BNPB: 3 Kabupaten Paling Terdampak Erupsi Gunung Anak Krakatau
Fachri Audhia Hafiez • 7 September 2026 09:04
Jakarta: Badan Nasional Penanggulangan Bencana (BNPB) mencatat tiga kabupaten menjadi wilayah paling terdampak aktivitas vulkanik Gunung Anak Krakatau. Ketiga kabupaten itu meliputi Lampung Selatan dan Tanggamus di Provinsi Lampung, serta Pandeglang di Provinsi Banten.
Pelaksana tugas (Plt) Kepala Pusat Data, Informasi, dan Komunikasi Kebencanaan BNPB Berton SP Panjaitan mengatakan pemantauan terhadap wilayah yang terdampak abu vulkanik terus dilakukan. Pemantauan dilakukan bersama pemerintah daerah dan kementerian/lembaga terkait.
"Dalam hal ini termasuk Kementerian Kesehatan (Kemenkes) yang mengimbau masyarakat memperhatikan kondisi kesehatan, terutama pada saluran pernapasan, mata, dan kulit," kata Berton dalam keterangannya di Jakarta, dilansir Antara, Senin, 7 September 2026.
Berton mengimbau masyarakat yang terpaksa beraktivitas di luar rumah, untuk memakai masker pelindung dan kacamata, serta segera membersihkan diri usai beraktivitas. Kemenkes juga telah menginstruksikan kesiapsiagaan seluruh puskesmas di daerah terdampak serta mengantisipasi pengaktifan pos komando kesehatan (Health Emergency Operation Centre/HEOC).
Dampak sebaran abu vulkanik juga melumpuhkan sektor penerbangan. Hingga Minggu, 6 September 2026, enam bandara masih ditutup sementara demi keselamatan penerbangan, yakni Bandara Soekarno-Hatta, Budiarto (Tangerang), Pondok Cabe (Tangerang Selatan), Halim Perdanakusuma (Jakarta Timur), Raden Inten II (Lampung), dan Husein Sastranegara (Bandung).

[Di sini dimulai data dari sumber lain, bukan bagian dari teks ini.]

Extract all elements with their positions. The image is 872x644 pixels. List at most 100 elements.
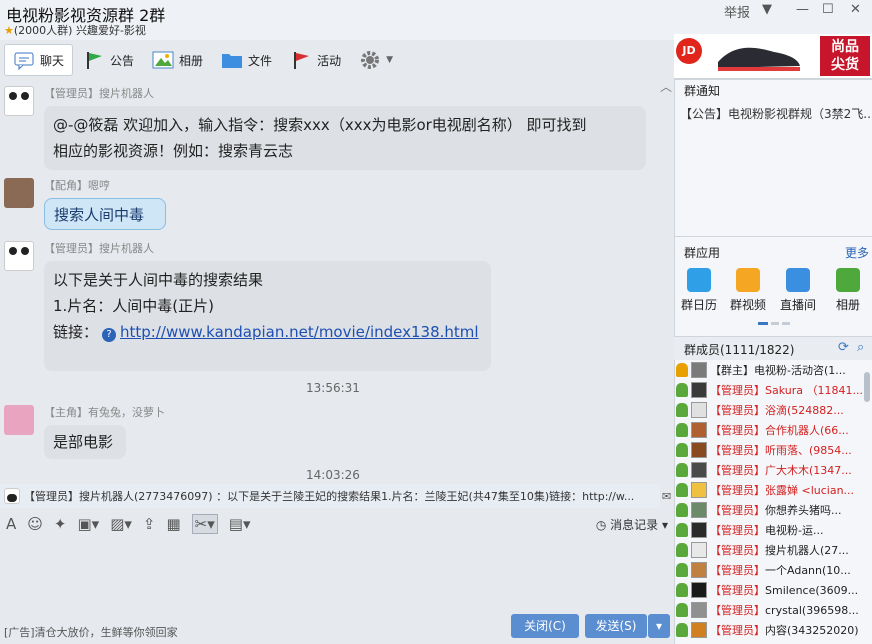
- member-role: 【管理员】: [710, 404, 765, 417]
- member-role: 【管理员】: [710, 464, 765, 477]
- avatar[interactable]: [4, 178, 34, 208]
- close-button[interactable]: 关闭(C): [511, 614, 579, 638]
- sender-name: 【主角】有兔兔，没萝卜: [44, 406, 165, 419]
- tab-chat[interactable]: 聊天: [4, 44, 74, 76]
- minimize-icon[interactable]: —: [796, 2, 809, 17]
- report-button[interactable]: 举报: [724, 2, 750, 21]
- member-row[interactable]: 【管理员】 Smilence(3609...: [674, 580, 872, 600]
- member-name: 广大木木(1347...: [765, 464, 852, 477]
- member-list: 【群主】 电视粉-活动咨(1... 【管理员】 Sakura （11841... 【管理…: [674, 360, 872, 644]
- search-icon[interactable]: ⌕: [857, 340, 864, 355]
- member-row[interactable]: 【群主】 电视粉-活动咨(1...: [674, 360, 872, 380]
- box-icon[interactable]: ▦: [166, 515, 180, 533]
- member-name: Smilence(3609...: [765, 583, 859, 597]
- tab-activity[interactable]: 活动: [282, 44, 349, 76]
- avatar: [691, 522, 707, 538]
- maximize-icon[interactable]: ☐: [822, 2, 834, 17]
- role-icon: [676, 623, 688, 637]
- video-icon: [736, 268, 760, 292]
- member-role: 【管理员】: [710, 544, 765, 557]
- scrollbar[interactable]: [864, 372, 870, 402]
- member-name: 你想养头猪吗...: [765, 504, 842, 517]
- avatar: [691, 542, 707, 558]
- refresh-icon[interactable]: ⟳: [838, 340, 849, 355]
- timestamp: 13:56:31: [306, 381, 360, 395]
- avatar: [691, 382, 707, 398]
- page-dot[interactable]: [782, 322, 790, 325]
- page-dot-active[interactable]: [758, 322, 768, 325]
- settings-button[interactable]: ▼: [351, 44, 401, 76]
- app-calendar[interactable]: 群日历: [678, 268, 720, 313]
- member-row[interactable]: 【管理员】 Sakura （11841...: [674, 380, 872, 400]
- member-role: 【管理员】: [710, 604, 765, 617]
- member-name: 浴滴(524882...: [765, 404, 844, 417]
- input-toolbar: A ☺ ✦ ▣▾ ▨▾ ⇪ ▦ ✂▾ ▤▾ ◷ 消息记录 ▾: [0, 510, 674, 538]
- member-row[interactable]: 【管理员】 内容(343252020): [674, 620, 872, 640]
- font-icon[interactable]: A: [6, 515, 16, 533]
- history-button[interactable]: ◷ 消息记录 ▾: [596, 516, 668, 533]
- member-row[interactable]: 【管理员】 广大木木(1347...: [674, 460, 872, 480]
- gift-icon[interactable]: ▣▾: [77, 515, 99, 533]
- sender-name: 【配角】嗯哼: [44, 179, 110, 192]
- page-dot[interactable]: [771, 322, 779, 325]
- member-row[interactable]: 【管理员】 一个Adann(10...: [674, 560, 872, 580]
- photo-icon: [152, 50, 174, 70]
- avatar[interactable]: [4, 241, 34, 271]
- message-bubble: @-@筱磊 欢迎加入，输入指令：搜索xxx（xxx为电影or电视剧名称） 即可找…: [44, 106, 646, 170]
- upload-icon[interactable]: ⇪: [143, 515, 156, 533]
- notice-bar[interactable]: 【管理员】搜片机器人(2773476097) ：以下是关于兰陵王妃的搜索结果1.…: [0, 484, 660, 508]
- collapse-icon[interactable]: ︿: [660, 78, 672, 95]
- tab-bar: 聊天 公告 相册 文件 活动 ▼: [0, 42, 674, 78]
- app-live[interactable]: 直播间: [777, 268, 819, 313]
- role-icon: [676, 403, 688, 417]
- message-input[interactable]: [0, 538, 674, 614]
- member-role: 【管理员】: [710, 444, 765, 457]
- jd-ad[interactable]: JD 尚品 尖货: [674, 34, 872, 78]
- member-name: 合作机器人(66...: [765, 424, 849, 437]
- member-name: 电视粉-活动咨(1...: [754, 364, 846, 377]
- member-role: 【管理员】: [710, 584, 765, 597]
- close-icon[interactable]: ✕: [850, 2, 861, 17]
- timestamp: 14:03:26: [306, 468, 360, 482]
- dropdown-icon[interactable]: ▼: [762, 2, 772, 17]
- member-row[interactable]: 【管理员】 电视粉-运...: [674, 520, 872, 540]
- tab-announcement[interactable]: 公告: [75, 44, 142, 76]
- member-name: 内容(343252020): [765, 624, 859, 637]
- member-row[interactable]: 【管理员】 张露婵 <lucian...: [674, 480, 872, 500]
- live-icon: [786, 268, 810, 292]
- more-icon[interactable]: ▤▾: [229, 515, 251, 533]
- movie-link[interactable]: http://www.kandapian.net/movie/index138.…: [120, 323, 479, 341]
- avatar[interactable]: [4, 86, 34, 116]
- member-name: 张露婵 <lucian...: [765, 484, 855, 497]
- member-row[interactable]: 【管理员】 听雨落、(9854...: [674, 440, 872, 460]
- chevron-down-icon: ▼: [386, 55, 393, 65]
- message-bubble: 以下是关于人间中毒的搜索结果 1.片名：人间中毒(正片) 链接：? http://…: [44, 261, 491, 371]
- more-apps-link[interactable]: 更多: [845, 244, 869, 261]
- magic-icon[interactable]: ✦: [54, 515, 67, 533]
- screenshot-icon[interactable]: ✂▾: [191, 514, 218, 534]
- tab-files[interactable]: 文件: [213, 44, 280, 76]
- avatar: [691, 442, 707, 458]
- bottom-ad[interactable]: [广告]清仓大放价，生鲜等你领回家: [4, 624, 178, 640]
- app-album[interactable]: 相册: [827, 268, 869, 313]
- member-row[interactable]: 【管理员】 浴滴(524882...: [674, 400, 872, 420]
- role-icon: [676, 543, 688, 557]
- star-icon: ★: [4, 24, 14, 37]
- send-options-icon[interactable]: ▾: [648, 614, 670, 638]
- sneaker-icon: [718, 47, 800, 71]
- tab-album[interactable]: 相册: [144, 44, 211, 76]
- mail-icon[interactable]: ✉: [662, 490, 671, 503]
- chat-area[interactable]: 【管理员】搜片机器人 @-@筱磊 欢迎加入，输入指令：搜索xxx（xxx为电影o…: [0, 78, 666, 482]
- app-video[interactable]: 群视频: [727, 268, 769, 313]
- member-row[interactable]: 【管理员】 合作机器人(66...: [674, 420, 872, 440]
- member-row[interactable]: 【管理员】 crystal(396598...: [674, 600, 872, 620]
- member-row[interactable]: 【管理员】 你想养头猪吗...: [674, 500, 872, 520]
- avatar[interactable]: [4, 405, 34, 435]
- image-icon[interactable]: ▨▾: [110, 515, 132, 533]
- member-row[interactable]: 【管理员】 搜片机器人(27...: [674, 540, 872, 560]
- member-role: 【管理员】: [710, 484, 765, 497]
- group-notice[interactable]: 【公告】电视粉影视群规（3禁2飞...: [680, 105, 870, 122]
- calendar-icon: [687, 268, 711, 292]
- send-button[interactable]: 发送(S): [585, 614, 647, 638]
- emoji-icon[interactable]: ☺: [27, 515, 43, 533]
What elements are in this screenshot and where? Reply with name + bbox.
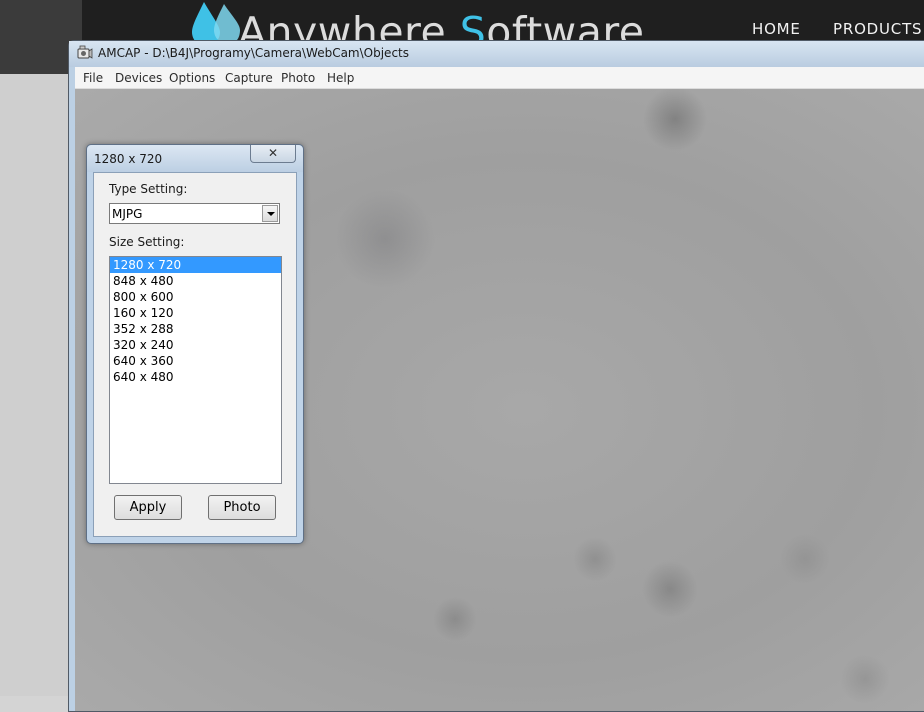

Tampilan foto udara erupsi Gunung Anak Krakatau, Selat Sunda. Foto: ANTARA/HO-Badan Geologi.
Kementerian Perhubungan bersama otoritas terkait terus memantau pergerakan abu vulkanik. Sekaligus memutakhirkan evaluasi operasional setiap empat jam sekali.
"Kementerian Perhubungan mengedepankan aspek keselamatan dan keamanan penerbangan. Pihak maskapai tidak memaksakan penerbangan apabila kondisi tidak memungkinkan," kata Menteri Perhubungan Dudy Purwagandhi.
Sementara itu, untuk moda transportasi laut, sebaran abu vulkanik dilaporkan belum memberikan dampak signifikan. Jalur penyeberangan Selat Sunda terpantau masih beroperasi normal dengan pengawasan ketat serta imbauan penggunaan masker bagi para penumpang.